I just spent the last 2 hours reading your entire 'X' Chronicles and I am speechless. I can't imagine having to deal with the layers of situations you dealt with and did so with such grace and dignity. THe girls HAD to learn only the most positive things from your behavior.

Now I also understand your request about DBT. I shall discuss it on the next blog entry...if you could deal with all that has been tossed your way, I can surely deal with discussing an amazing form of therapy in an open forumn!

I also noticed your cruise countdown (I've been away from reading my blogroll for several weeks cause my school activities have just gotten too heavy to allow for reading time)...so where are you going???

Loth said...

April, I work with divorcing clients all the time and I wish any of them had a fraction of the common sense, humanity and sensitivity you showed through your experiences. Your ex didn't deserve you, in any way.

Mama Smurf said...

I'm truly impressed with you. You are a much better person than I could ever have been in that situation.

Shiona said...

I'm sorry your principal didn't make it there at KIPP. It sounds like he was a great help. The more things change the more they stay the same, I suppose.

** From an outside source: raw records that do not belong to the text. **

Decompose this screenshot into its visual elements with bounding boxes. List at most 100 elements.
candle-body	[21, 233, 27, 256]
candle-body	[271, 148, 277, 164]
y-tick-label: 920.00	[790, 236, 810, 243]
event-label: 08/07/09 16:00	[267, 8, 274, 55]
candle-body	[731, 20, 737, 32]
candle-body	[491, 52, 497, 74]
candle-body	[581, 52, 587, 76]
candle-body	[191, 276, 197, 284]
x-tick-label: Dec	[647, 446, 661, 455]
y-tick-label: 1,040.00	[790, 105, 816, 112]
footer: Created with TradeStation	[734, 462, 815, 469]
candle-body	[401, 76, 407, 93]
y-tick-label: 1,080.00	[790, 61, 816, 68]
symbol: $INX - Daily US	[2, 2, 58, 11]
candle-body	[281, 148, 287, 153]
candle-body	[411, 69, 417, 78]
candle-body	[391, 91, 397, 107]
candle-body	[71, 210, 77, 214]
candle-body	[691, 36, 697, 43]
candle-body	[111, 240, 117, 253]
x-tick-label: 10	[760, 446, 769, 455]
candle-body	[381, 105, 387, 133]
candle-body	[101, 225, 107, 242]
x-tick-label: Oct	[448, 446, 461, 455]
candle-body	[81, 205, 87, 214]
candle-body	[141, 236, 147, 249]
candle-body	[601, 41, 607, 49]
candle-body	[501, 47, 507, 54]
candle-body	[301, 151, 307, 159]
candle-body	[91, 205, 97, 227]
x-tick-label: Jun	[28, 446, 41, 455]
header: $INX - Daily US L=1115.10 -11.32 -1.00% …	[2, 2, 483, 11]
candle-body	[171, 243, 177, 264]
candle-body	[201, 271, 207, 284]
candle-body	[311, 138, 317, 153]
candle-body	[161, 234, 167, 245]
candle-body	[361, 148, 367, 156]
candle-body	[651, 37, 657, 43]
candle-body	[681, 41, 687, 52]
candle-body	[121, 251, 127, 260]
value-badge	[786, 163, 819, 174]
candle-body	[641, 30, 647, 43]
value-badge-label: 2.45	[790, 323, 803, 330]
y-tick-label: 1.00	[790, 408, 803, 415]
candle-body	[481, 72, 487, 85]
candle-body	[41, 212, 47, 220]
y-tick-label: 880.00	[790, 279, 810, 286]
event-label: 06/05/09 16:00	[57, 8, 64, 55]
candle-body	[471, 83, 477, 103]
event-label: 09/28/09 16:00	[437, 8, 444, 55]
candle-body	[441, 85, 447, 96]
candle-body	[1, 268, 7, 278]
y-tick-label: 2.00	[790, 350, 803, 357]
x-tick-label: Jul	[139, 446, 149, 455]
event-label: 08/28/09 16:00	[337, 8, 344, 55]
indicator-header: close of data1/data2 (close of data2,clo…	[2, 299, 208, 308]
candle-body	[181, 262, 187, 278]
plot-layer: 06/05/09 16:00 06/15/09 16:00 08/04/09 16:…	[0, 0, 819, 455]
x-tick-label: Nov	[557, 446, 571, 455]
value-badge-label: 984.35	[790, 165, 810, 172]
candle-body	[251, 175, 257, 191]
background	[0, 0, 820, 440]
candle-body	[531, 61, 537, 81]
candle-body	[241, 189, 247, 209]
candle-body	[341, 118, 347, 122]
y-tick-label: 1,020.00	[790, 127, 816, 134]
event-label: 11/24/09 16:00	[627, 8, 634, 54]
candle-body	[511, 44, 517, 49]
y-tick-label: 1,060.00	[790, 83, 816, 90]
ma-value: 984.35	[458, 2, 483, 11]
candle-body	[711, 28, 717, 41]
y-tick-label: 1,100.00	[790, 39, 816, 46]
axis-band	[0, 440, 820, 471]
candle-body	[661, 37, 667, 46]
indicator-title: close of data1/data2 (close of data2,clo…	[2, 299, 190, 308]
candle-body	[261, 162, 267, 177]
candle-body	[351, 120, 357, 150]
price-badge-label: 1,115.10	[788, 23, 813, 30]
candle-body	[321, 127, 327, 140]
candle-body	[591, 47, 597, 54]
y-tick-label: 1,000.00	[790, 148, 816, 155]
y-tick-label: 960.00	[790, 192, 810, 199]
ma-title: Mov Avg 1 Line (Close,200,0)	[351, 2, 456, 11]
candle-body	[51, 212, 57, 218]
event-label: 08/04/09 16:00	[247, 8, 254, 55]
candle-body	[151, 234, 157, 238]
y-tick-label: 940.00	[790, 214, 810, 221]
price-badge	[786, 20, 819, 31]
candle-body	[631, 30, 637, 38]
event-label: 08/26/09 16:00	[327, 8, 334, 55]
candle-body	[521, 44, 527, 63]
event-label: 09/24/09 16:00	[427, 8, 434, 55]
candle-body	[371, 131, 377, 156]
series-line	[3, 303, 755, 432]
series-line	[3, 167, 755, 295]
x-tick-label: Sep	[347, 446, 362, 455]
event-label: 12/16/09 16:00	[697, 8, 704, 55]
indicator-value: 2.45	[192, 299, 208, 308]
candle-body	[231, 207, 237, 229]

Well at least you found him. I'm sorry you guys have gone through this. Thanks for sharing.

Unknown said...

Hmmm...I've just caught up with the last three posts of this series and each time I read these, I'm blown away by how strong and awesome you despite all you've been through. Your girls are SO SO lucky to have such a strong mom and you are an inspiration. X is SUCH a fuck up, I'm sorry...but seriously...I am so sorry for you and those girls, you guys deserve so much better. The dinner thing just pissed me right off...I would have done the EXACT same thing though.

I also feel so amazingly lucky that my girls have such a hands-on, supportive to them and me and financially supportive man in our lives. I don't think I would cope as well as you did April. MAJOR ((HUGS)) and props to you, hun.

I'm looking forward to the finale!

Laski said...

April--you are amazingly strong, sensitive, and honest.

I'm so sorry that your girls have to endure this . . . it is unconscionable. So much love there . . . and he's missing is all.

You continue to inspire me . . . you really do.

Anonymous said...

Ditto on everyone's comments. You are a role model for all us novice single moms. You make the future seem less scary. Thanks.